The main service Wexler offers through C8 Sciences, a product called ACTIVATE, is a combination of adaptive education gaming, and physical exercises that get students moving in the classroom. The goal is to stimulate and create neuro-pathways that are often underdeveloped in students coming from low-income households.
Wexler’s company also gives teachers regular printouts and reports on student progress, which then go back into informing student performance. The overall effects, he claims, are stronger than the effects found through one-on-one tutoring.

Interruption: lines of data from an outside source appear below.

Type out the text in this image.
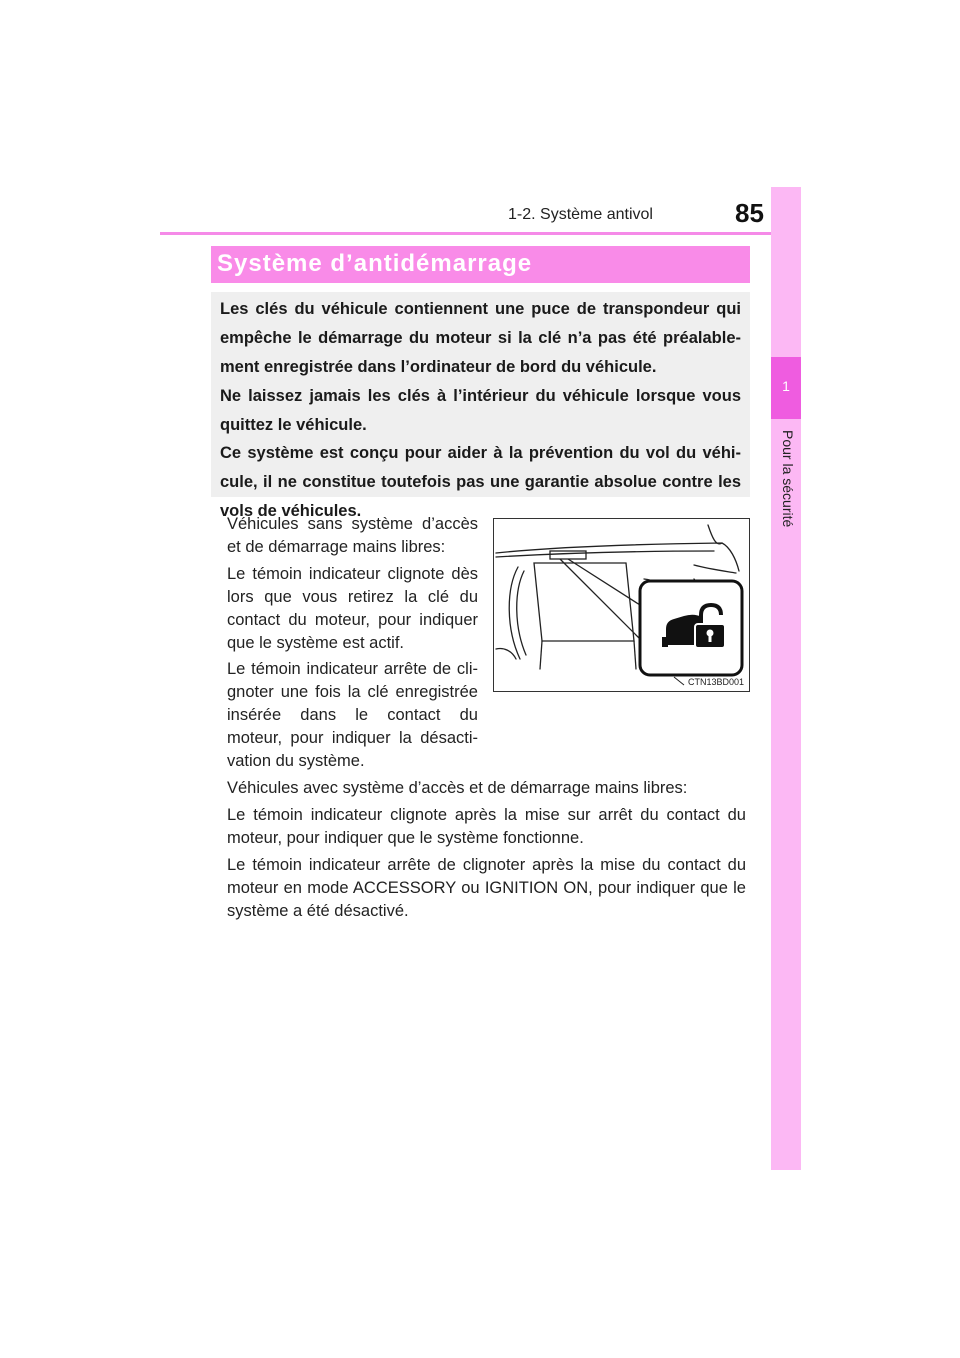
1-2. Système antivol	85
1
Pour la sécurité
Système d’antidémarrage

Les clés du véhicule contiennent une puce de transpondeur qui empêche le démarrage du moteur si la clé n’a pas été préalable-ment enregistrée dans l’ordinateur de bord du véhicule.

Ne laissez jamais les clés à l’intérieur du véhicule lorsque vous quittez le véhicule.

Ce système est conçu pour aider à la prévention du vol du véhi-cule, il ne constitue toutefois pas une garantie absolue contre les vols de véhicules.

Véhicules sans système d’accès et de démarrage mains libres:

Le témoin indicateur clignote dès lors que vous retirez la clé du contact du moteur, pour indiquer que le système est actif.

Le témoin indicateur arrête de cli-gnoter une fois la clé enregistrée insérée dans le contact du moteur, pour indiquer la désacti-vation du système.

CTN13BD001

Véhicules avec système d’accès et de démarrage mains libres:

Le témoin indicateur clignote après la mise sur arrêt du contact du moteur, pour indiquer que le système fonctionne.

Le témoin indicateur arrête de clignoter après la mise du contact du moteur en mode ACCESSORY ou IGNITION ON, pour indiquer que le système a été désactivé.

Other school districts with similar poverty struggles are boasting of similar success stories. For example, Jody Woodrum, the former assistant superintendent of the Starkville-Oktibbeha Consolidated School District in Mississippi, described major boosts in reading scores after her district entered a partnership with another evidenced-based ed tech company, Scientific Learning. In some cases, she described how students were making more than a year’s worth of progress in reading skills in less than a semester’s worth of class time.
But the problem for district leaders nationally, is that for every ed-tech related success story, there are just as many high profile and costly, face-plants. The difficulties inherent in developing successful ed tech interventions was a major source of discussion among educators at the Brain Future’s conference.
Part of the problem is inherent in an ed tech market that lacks dynamism, favors incumbents, and stifles innovation. Often, schools are bombarded with marketing from myriad education companies, all of which promise the latest in brain science. Making a high-stakes decision under these stressful circumstances is highly difficult, explain purchasing experts.
Even Wexler, the education entrepreneur, expressed sympathy for district leaders that feel besieged by competing offers. “It’s like buying a car,” he explained, you can lift up the hood and evaluate it before making a decision, but if you don’t know anything about an engine, you won’t know what to look for.
Despite the challenges of innovating in the education space, however, the push for more education technology in classrooms continues. If companies like Wexler’s are able to surpass the daunting hurdle of replicating their results at scale, presumably brain science-based programs will continue to find school district officials interested in buying.